THE BAN on commission on group personal pensions set out in the Retail Distribution Review will lead to a contraction in the numbers of corporate pension advisers and could see fewer consumers accessing generous workplace DC pensions, sayindustry experts.
The FSA consultation paper, CP09/31, Delivering the Retail Distribution Review: Professionalism, Corporate Pensions, proposes an end to the current commission-based system of adviser and employee benefit consultant remunerationin the GPP market. The regulator is planning to introduce ‘consultancy charging’, a process that requires advisers to agree charges with employers. Consultancy charging will apply regardless
of whether the end investor, the employee, receives advice personally. Consultancy charging replaces the concept of ‘arranger charging’, first mooted in CP09/18 last year.
Aviva head of pensions Paul Goodwin says: “The proposals will lead to a contraction in the numbers of advisers doing group pension business because they will not be allowed to take commission. We are being pushed towards a customer agreed remuneration approach, and if you look at the likes of Scottish Life who have operated such a model for some time now, the amount of business they have written on that basis is small.”

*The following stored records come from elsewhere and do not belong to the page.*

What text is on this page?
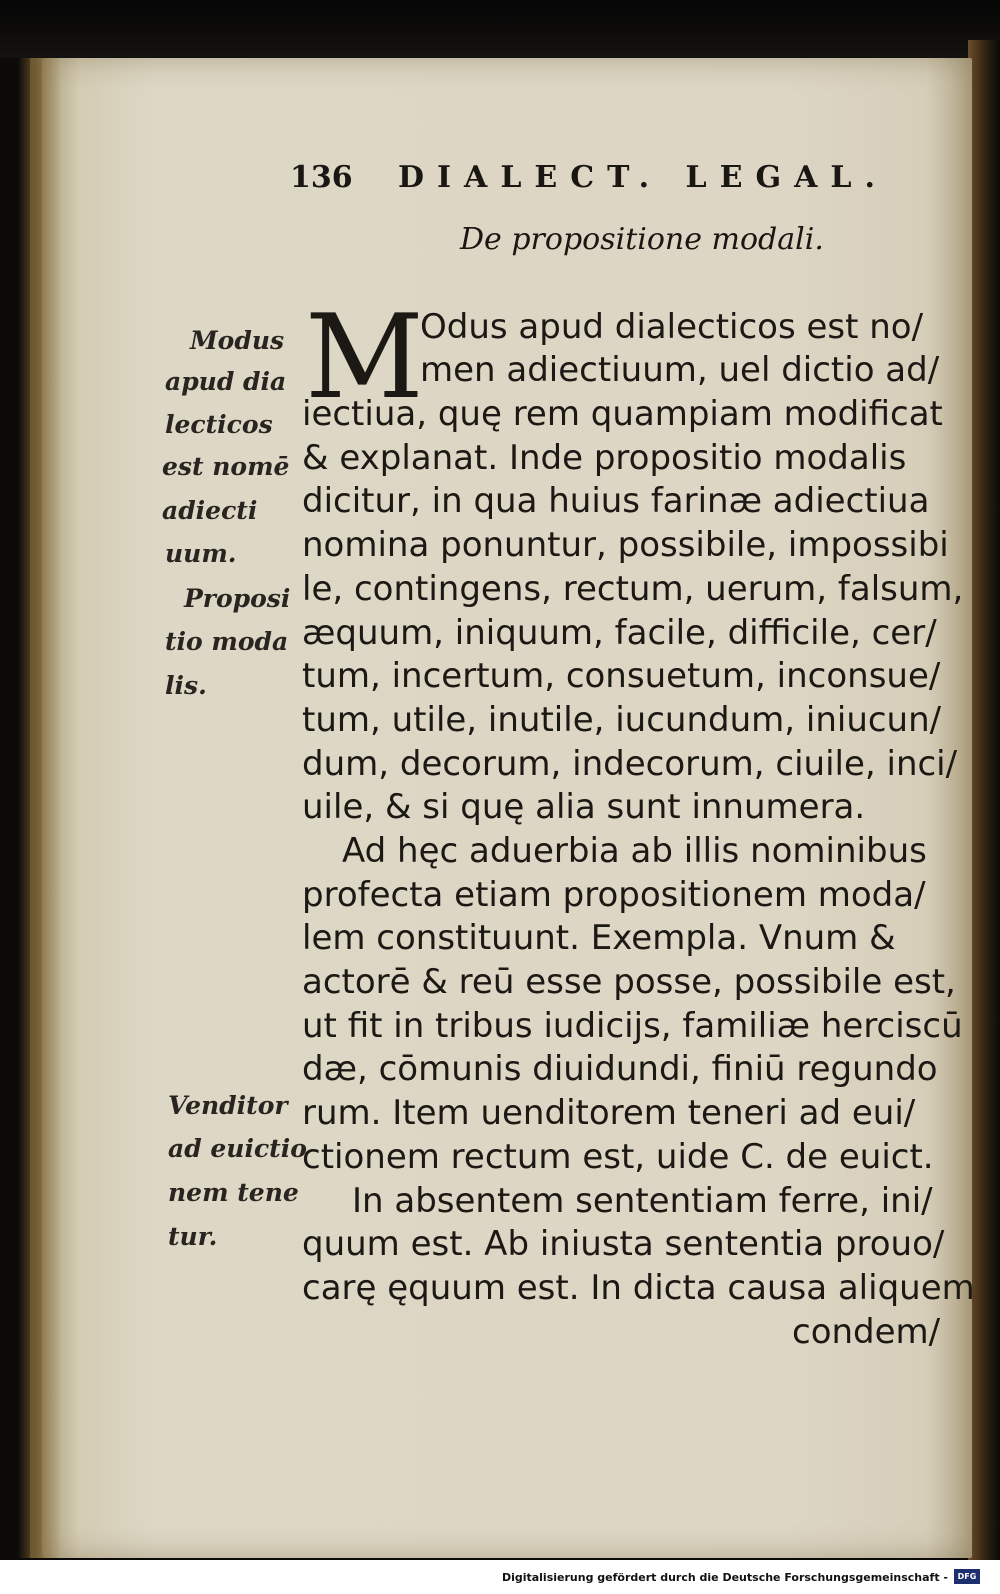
136 DIALECT. LEGAL.
De propositione modali.
M
Odus apud dialecticos est no/
men adiectiuum, uel dictio ad/
iectiua, quę rem quampiam modificat
& explanat. Inde propositio modalis
dicitur, in qua huius farinæ adiectiua
nomina ponuntur, possibile, impossibi
le, contingens, rectum, uerum, falsum,
æquum, iniquum, facile, difficile, cer/
tum, incertum, consuetum, inconsue/
tum, utile, inutile, iucundum, iniucun/
dum, decorum, indecorum, ciuile, inci/
uile, & si quę alia sunt innumera.
Ad hęc aduerbia ab illis nominibus
profecta etiam propositionem moda/
lem constituunt. Exempla. Vnum &
actorē & reū esse posse, possibile est,
ut fit in tribus iudicijs, familiæ herciscū
dæ, cōmunis diuidundi, finiū regundo
rum. Item uenditorem teneri ad eui/
ctionem rectum est, uide C. de euict.
In absentem sententiam ferre, ini/
quum est. Ab iniusta sententia prouo/
carę ęquum est. In dicta causa aliquem
condem/
Modus
apud dia
lecticos
est nomē
adiecti
uum.
Proposi
tio moda
lis.
Venditor
ad euictio
nem tene
tur.
Digitalisierung gefördert durch die Deutsche Forschungsgemeinschaft -	DFG
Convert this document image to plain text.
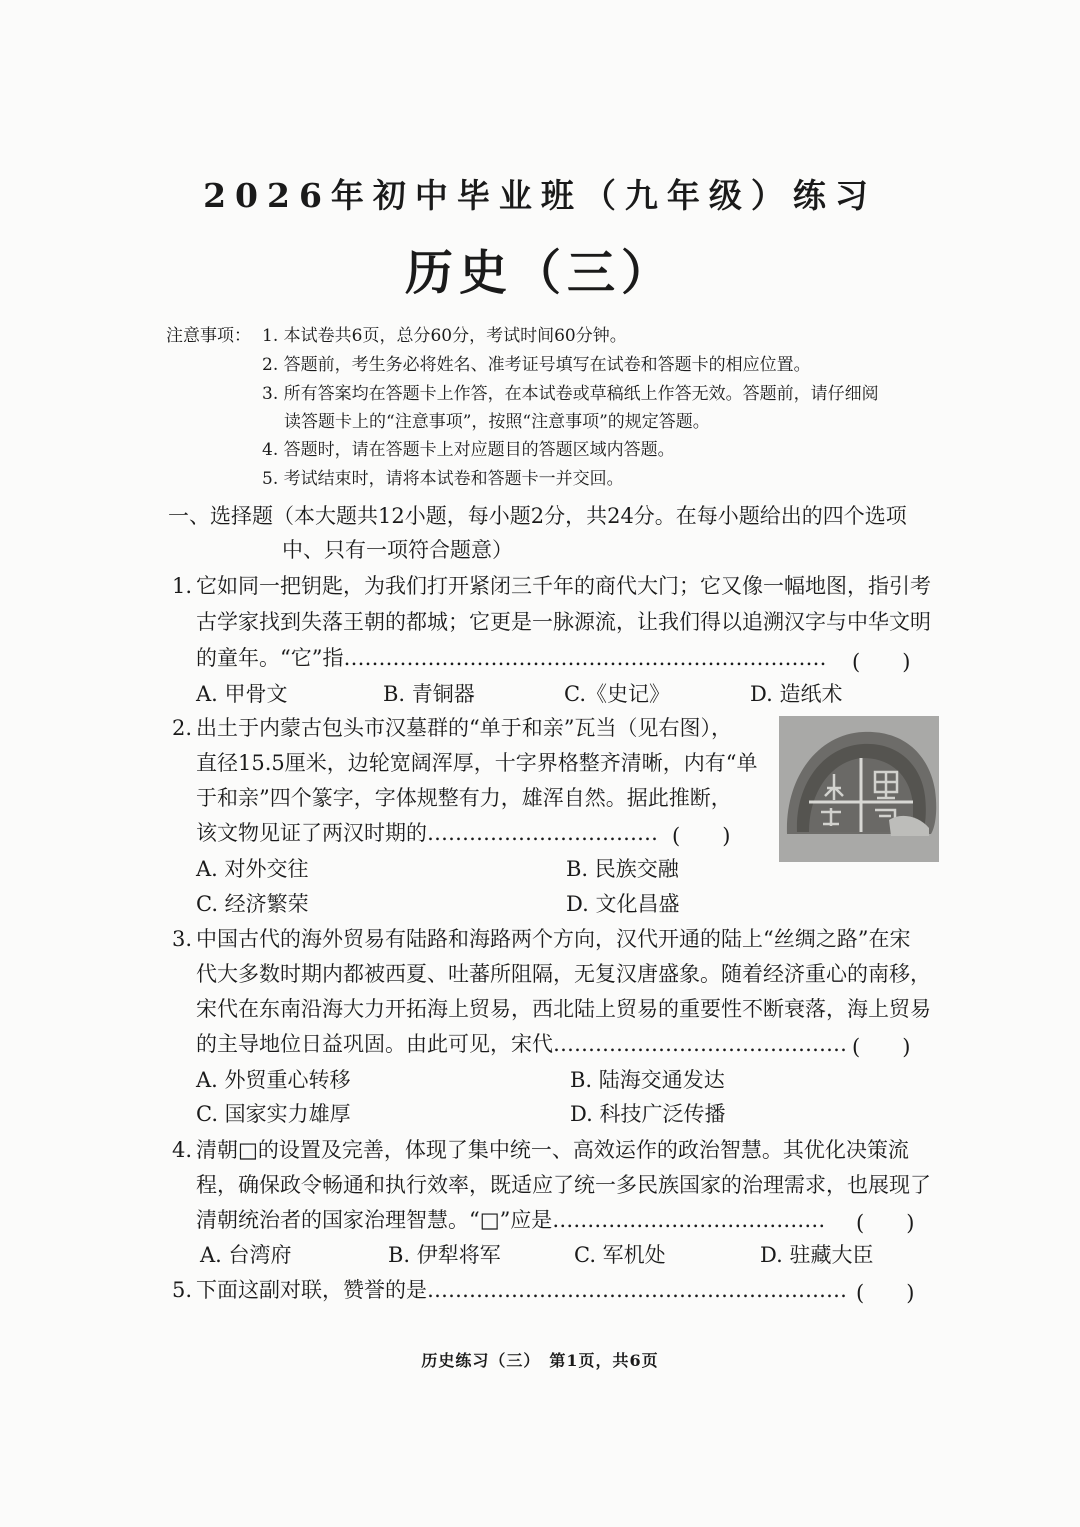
2026年初中毕业班（九年级）练习
历史（三）
注意事项： 1. 本试卷共6页，总分60分，考试时间60分钟。
2. 答题前，考生务必将姓名、准考证号填写在试卷和答题卡的相应位置。
3. 所有答案均在答题卡上作答，在本试卷或草稿纸上作答无效。答题前，请仔细阅
读答题卡上的“注意事项”，按照“注意事项”的规定答题。
4. 答题时，请在答题卡上对应题目的答题区域内答题。
5. 考试结束时，请将本试卷和答题卡一并交回。
一、选择题（本大题共12小题，每小题2分，共24分。在每小题给出的四个选项
中、只有一项符合题意）
1. 它如同一把钥匙，为我们打开紧闭三千年的商代大门；它又像一幅地图，指引考
古学家找到失落王朝的都城；它更是一脉源流，让我们得以追溯汉字与中华文明
的童年。“它”指…………………………………………………………… (　　)
A. 甲骨文	B. 青铜器	C.《史记》	D. 造纸术
2. 出土于内蒙古包头市汉墓群的“单于和亲”瓦当（见右图），
直径15.5厘米，边轮宽阔浑厚，十字界格整齐清晰，内有“单
于和亲”四个篆字，字体规整有力，雄浑自然。据此推断，
该文物见证了两汉时期的…………………………… (　　)
A. 对外交往	B. 民族交融
C. 经济繁荣	D. 文化昌盛
3. 中国古代的海外贸易有陆路和海路两个方向，汉代开通的陆上“丝绸之路”在宋
代大多数时期内都被西夏、吐蕃所阻隔，无复汉唐盛象。随着经济重心的南移，
宋代在东南沿海大力开拓海上贸易，西北陆上贸易的重要性不断衰落，海上贸易
的主导地位日益巩固。由此可见，宋代…………………………………… (　　)
A. 外贸重心转移	B. 陆海交通发达
C. 国家实力雄厚	D. 科技广泛传播
4. 清朝□的设置及完善，体现了集中统一、高效运作的政治智慧。其优化决策流
程，确保政令畅通和执行效率，既适应了统一多民族国家的治理需求，也展现了
清朝统治者的国家治理智慧。“□”应是………………………………… (　　)
A. 台湾府	B. 伊犁将军	C. 军机处	D. 驻藏大臣
5. 下面这副对联，赞誉的是…………………………………………………… (　　)
历史练习（三）　第1页，共6页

The FSA proposes that the adviser’s services could include advice to the employer on choosing a scheme provider, assistance in processing scheme actions, such as salary deductions or distributing key features and other documents to employees, as well as advice to employees – for example, about investment fund choices or contribution levels. Where an employee does not take up an offer of prearranged advice, no advice charge would be made.
The FSA says it was not swayed by arguments that there was no market failure in the group pensions sector, arguing that the “current commission-based market model is not sustainable. Those product providers offering initial commissions are subsidising these payments from their own funds, and, if scheme and member persistency levels continue to be poor, will not achieve economic returns on their GPP business.” The CP refers to group personal pensions, group stakeholders and group Sipps collectively as GPPs.
The FSA also argues that the fact that GPP new business is concentrated in a handful of providers that pay initial commission indicates that commission bias exists.
The FSA rejected suggestions that factoring of initial consultancy charges should be allowed, arguing that it would rather see a competitive
market based on product terms and quality of service, and because it could infringe competition law. However, commission arrangements on existing GPPs already in place need not be disturbed.
The FSA will publish its policy statement and final rules implementing consultancy charging in the contract-based corporate pensions market in the third quarter of 2010, about six months after the main RDR dviser charging proposals, which relate to individual advice, which are expected in the first quarter of 2010.